Shell fills the NEED to energize local classrooms
Nov 16, 2016
First National Energy Education Development (NEED) workshop ever held in Skagit County
Shell and the National Energy Education Development (NEED) Project have partnered to ignite the genius in the scientists and engineers of tomorrow. Shell sponsored “Energize Your Classroom” workshops facilitated by The NEED Project are hosted across the United States and provide local educators with the opportunity to learn about energy in a fun and engaging way, at no cost to them or their school district.
“Energy and science literacy is fundamentally important to today’s population,” said Mary Spruill, Executive Director of the NEED Project. “Without knowledge of energy and science, making smart decisions is almost impossible.”
During the workshops, teachers spend the day with NEED facilitators learning about the science of energy, energy sources, electric power, transportation and energy efficiency.
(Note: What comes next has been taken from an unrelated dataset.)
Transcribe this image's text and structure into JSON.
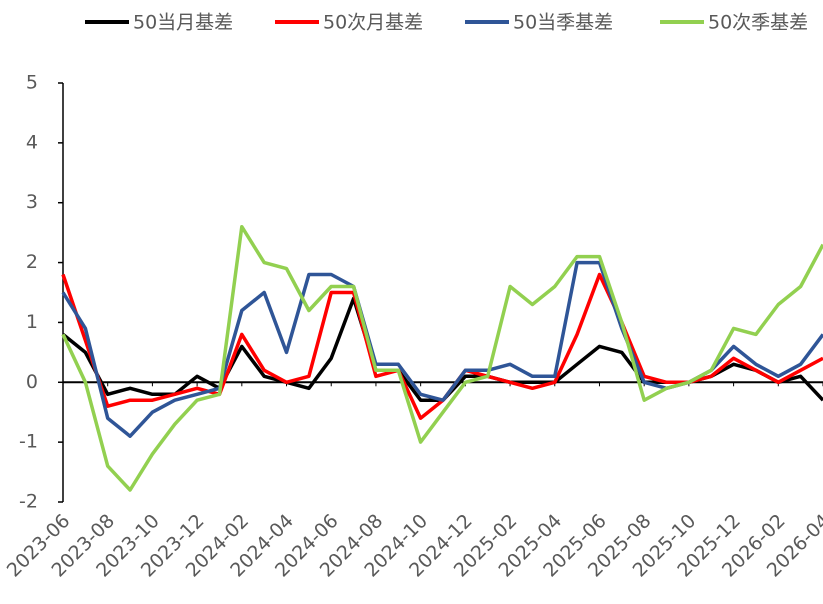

The NEED curriculum offers teachers options to bring energy into any K-12 classroom. The workshops help teachers find ways to engage their students in a Kids Teaching Kids format, where students learn about the subject matter and teach their peers, families and other community members about energy.
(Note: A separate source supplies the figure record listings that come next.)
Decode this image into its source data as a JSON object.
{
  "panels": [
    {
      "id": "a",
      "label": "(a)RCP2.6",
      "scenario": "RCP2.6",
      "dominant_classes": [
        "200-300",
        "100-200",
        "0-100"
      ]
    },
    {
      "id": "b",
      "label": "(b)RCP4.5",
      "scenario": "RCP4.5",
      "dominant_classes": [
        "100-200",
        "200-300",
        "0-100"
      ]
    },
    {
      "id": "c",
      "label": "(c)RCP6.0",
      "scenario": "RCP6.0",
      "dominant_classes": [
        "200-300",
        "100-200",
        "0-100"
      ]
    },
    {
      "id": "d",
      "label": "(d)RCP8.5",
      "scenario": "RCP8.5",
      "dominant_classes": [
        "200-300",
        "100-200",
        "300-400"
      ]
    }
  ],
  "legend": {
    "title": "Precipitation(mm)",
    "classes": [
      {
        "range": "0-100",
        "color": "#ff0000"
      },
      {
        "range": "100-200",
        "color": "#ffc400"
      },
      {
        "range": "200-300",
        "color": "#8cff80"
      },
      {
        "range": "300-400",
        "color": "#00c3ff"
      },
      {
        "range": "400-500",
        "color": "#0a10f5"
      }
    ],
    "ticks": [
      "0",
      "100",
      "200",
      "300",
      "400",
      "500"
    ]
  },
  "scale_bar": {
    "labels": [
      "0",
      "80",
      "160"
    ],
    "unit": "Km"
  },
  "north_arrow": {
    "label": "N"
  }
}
Each attendee receives a choice of a free NEED Science of Energy kit designed to teach the concepts of force, motion, light, sound, heat, electricity, magnetism, and energy transformations through hands-on activities, or a NEED Fossil Fuels to Products kit designed to introduce students to fossil fuels and the processes involved from exploration, production, refining, chemical manufacturing, transportation, marketing, and uses of petroleum, natural gas, and their products in the industrial sector. From students learning about how gasoline is refined to students learning how much electricity wind power generates in the United States, all the activities are authentic and energizing for students.
With the energy industry forecasting significant shortages in the workforce pipeline in years to come, igniting the genius in today’s classrooms is vital to our energy future.
On November 1st, for the first time in Skagit County, a NEED workshop was held at McIntyre Hall in Mount Vernon. Shell Puget Sound Refinery representatives Alan McIntyre and Aaron Macy were there with the “Mini-Refinery” kit which is a small distillation unit made of clear glass. This unit is a visual aid used to educate people about how the refining process works. Aaron and Alan demonstrated the mini refinery for about an hour, and then answered questions from the local educators in attendance.
“NEED activities help students understand the facts and develop the thought processes needed to make smart energy decisions today and in the future,” said Spruill. “Shell’s support of NEED programs allows teachers and students to really develop an understanding of energy and supplies the valuable classroom curriculum and equipment needed to explore and inquire.”